The length of your deliverable will depend in part on your formatting, although we would generally expect 3-4 pages, a bit less than one page to answer these questions for each of the 5 papers.
Complete your assignment using JDF, then save your submission as a PDF. Assignments should be submitted to the corresponding assignment submission page in Canvas. You should submit a single PDF for this assignment. This PDF will be ported over to Peer Feedback for peer review by your classmates. If your assignment involves things (like videos, working software prototypes, etc.) that cannot be provided in PDF, you should provide them separately (through OneDrive, Google Drive, Dropbox, etc.) and submit a PDF that links to or otherwise describes how to access that material.
This is an individual assignment. Even if you already plan to work on a team for the project, this assignment should still be completed individually.
Late work is not accepted without advanced agreement except in cases of medical or family emergencies. In the case of such an emergency, please contact the Dean of Students.
As with all assignments in this class, this assignment will be graded on an 11-point scale (0 to 10), in accordance with the grading policy outlined in the syllabus. If your deliverable receives below a 9, you may revise and resubmit it once within one week of receiving a grade.
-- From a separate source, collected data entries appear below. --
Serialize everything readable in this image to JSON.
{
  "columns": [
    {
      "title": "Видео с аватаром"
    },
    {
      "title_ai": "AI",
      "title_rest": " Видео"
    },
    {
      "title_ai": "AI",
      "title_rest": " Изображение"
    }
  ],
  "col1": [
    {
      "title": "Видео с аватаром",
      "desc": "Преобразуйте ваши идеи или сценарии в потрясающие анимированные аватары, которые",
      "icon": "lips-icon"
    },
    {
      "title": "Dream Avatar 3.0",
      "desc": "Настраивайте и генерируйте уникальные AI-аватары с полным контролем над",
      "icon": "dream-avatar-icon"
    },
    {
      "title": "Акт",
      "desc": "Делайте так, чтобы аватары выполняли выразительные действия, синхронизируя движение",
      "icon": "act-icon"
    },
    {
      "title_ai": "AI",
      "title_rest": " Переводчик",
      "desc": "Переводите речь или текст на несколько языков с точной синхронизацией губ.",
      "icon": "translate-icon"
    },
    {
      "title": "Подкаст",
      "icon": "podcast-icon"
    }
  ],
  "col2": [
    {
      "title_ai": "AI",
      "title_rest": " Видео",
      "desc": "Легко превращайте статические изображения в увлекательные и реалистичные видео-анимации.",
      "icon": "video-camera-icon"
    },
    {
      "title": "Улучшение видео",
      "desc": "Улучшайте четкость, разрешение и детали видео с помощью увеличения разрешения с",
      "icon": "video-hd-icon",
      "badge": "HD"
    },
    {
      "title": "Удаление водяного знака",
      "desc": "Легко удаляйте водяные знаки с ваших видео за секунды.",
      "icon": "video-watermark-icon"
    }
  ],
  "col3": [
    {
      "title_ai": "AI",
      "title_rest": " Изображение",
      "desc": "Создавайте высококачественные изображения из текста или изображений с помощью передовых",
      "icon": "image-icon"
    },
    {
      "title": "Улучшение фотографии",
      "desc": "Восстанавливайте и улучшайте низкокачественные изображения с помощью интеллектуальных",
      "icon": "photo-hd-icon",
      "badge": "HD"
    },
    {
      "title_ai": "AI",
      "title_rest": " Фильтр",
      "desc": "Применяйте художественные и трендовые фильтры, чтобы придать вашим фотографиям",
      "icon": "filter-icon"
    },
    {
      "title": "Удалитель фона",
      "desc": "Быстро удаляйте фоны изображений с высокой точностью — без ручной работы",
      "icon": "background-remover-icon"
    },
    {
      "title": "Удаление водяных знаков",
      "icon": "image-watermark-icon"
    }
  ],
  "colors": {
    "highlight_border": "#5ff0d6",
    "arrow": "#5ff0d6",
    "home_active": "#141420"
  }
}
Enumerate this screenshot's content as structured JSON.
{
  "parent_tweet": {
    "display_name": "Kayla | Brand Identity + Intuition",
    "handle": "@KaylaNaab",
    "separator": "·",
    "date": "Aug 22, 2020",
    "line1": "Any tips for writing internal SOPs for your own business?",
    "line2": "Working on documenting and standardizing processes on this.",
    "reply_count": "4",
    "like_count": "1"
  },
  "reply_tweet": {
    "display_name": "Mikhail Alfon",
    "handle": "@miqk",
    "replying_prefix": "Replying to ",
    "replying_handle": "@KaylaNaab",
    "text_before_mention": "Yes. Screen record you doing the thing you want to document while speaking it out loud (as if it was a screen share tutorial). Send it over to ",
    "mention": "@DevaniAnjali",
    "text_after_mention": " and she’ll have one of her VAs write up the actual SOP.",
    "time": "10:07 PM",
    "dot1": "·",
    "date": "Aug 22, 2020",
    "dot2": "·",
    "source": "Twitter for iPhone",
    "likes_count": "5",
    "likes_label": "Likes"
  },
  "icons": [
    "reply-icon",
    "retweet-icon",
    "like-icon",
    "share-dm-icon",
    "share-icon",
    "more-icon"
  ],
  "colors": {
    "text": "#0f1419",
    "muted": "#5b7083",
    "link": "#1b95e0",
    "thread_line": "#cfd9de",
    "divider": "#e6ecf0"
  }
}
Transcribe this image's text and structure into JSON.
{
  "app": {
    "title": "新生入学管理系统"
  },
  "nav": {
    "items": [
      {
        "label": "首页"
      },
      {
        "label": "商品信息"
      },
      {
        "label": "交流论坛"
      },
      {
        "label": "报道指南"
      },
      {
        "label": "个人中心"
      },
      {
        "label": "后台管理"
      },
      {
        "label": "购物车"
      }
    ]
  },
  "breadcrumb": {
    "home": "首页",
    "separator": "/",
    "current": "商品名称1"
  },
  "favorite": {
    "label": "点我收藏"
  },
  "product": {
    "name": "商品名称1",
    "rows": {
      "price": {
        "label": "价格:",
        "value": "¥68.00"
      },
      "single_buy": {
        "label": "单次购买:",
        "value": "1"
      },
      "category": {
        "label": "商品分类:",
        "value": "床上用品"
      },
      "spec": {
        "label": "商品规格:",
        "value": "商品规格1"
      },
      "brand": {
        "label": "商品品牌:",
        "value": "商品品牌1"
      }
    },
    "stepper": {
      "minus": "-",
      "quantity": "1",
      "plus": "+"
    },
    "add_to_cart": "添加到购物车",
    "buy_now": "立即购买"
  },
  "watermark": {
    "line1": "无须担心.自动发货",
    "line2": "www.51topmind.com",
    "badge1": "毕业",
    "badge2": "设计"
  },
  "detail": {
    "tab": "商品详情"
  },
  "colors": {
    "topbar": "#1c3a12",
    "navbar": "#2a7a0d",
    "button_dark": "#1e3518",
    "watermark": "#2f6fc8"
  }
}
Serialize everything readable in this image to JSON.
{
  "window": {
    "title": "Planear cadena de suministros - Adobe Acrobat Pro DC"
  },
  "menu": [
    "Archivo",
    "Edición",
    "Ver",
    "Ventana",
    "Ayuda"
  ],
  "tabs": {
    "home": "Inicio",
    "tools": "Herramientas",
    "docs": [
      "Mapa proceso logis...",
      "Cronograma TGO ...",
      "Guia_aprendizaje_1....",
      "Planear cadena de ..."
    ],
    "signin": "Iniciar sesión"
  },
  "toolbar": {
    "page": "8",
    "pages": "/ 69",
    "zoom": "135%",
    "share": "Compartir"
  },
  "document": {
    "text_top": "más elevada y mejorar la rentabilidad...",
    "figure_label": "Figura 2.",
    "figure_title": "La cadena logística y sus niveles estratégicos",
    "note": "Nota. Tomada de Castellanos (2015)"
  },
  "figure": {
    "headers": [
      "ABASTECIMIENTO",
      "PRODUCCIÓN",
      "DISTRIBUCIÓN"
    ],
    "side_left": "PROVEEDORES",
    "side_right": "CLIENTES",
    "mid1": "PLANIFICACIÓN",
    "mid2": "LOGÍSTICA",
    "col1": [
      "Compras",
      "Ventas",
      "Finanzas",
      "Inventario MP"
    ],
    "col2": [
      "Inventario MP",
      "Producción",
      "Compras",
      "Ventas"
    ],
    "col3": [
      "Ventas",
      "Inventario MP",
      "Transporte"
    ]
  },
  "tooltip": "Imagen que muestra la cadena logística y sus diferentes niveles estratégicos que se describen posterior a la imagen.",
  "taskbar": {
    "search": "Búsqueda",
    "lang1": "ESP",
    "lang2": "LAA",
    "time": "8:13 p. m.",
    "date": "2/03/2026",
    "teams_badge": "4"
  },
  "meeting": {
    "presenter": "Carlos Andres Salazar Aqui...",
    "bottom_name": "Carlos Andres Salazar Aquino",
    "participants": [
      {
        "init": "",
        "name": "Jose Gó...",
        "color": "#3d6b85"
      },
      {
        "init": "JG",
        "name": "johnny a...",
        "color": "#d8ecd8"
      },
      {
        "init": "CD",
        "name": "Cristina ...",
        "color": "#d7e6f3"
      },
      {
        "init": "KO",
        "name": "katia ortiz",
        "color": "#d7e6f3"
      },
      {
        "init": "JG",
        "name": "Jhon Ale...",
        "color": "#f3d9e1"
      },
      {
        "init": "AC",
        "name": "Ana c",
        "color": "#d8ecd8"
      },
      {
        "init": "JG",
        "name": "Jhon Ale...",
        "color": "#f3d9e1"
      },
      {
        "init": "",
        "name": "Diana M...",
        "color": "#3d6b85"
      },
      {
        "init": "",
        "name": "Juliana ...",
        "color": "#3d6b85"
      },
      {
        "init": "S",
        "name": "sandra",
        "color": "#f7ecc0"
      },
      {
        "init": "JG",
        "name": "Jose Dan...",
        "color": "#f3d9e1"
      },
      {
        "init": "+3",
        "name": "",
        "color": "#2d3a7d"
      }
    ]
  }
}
Resubmissions may receive up to a 9. Note that this should not be treated as a de facto free pass to submit sorely lacking work initially; we reserve the right to deny resubmission or grade a resubmission more harshly if we perceive the original submission was lacking in earnest effort.
After submission, your assignment will be ported to Peer Feedback for review by your mentor and classmates. Grading is not the primary function of this peer review process; the primary function is simply to give you the opportunity to read and comment on your classmates’ ideas. All grades will come from the mentors alone.
You will typically be assigned four classmates to review. You receive 1.5 participation points for completing a peer review by the end of the day Thursday; 1.0 for completing a peer review by the end of the day Sunday; and 0.5 for completing it after Sunday but before the end of the semester. For more details, see the participation policy.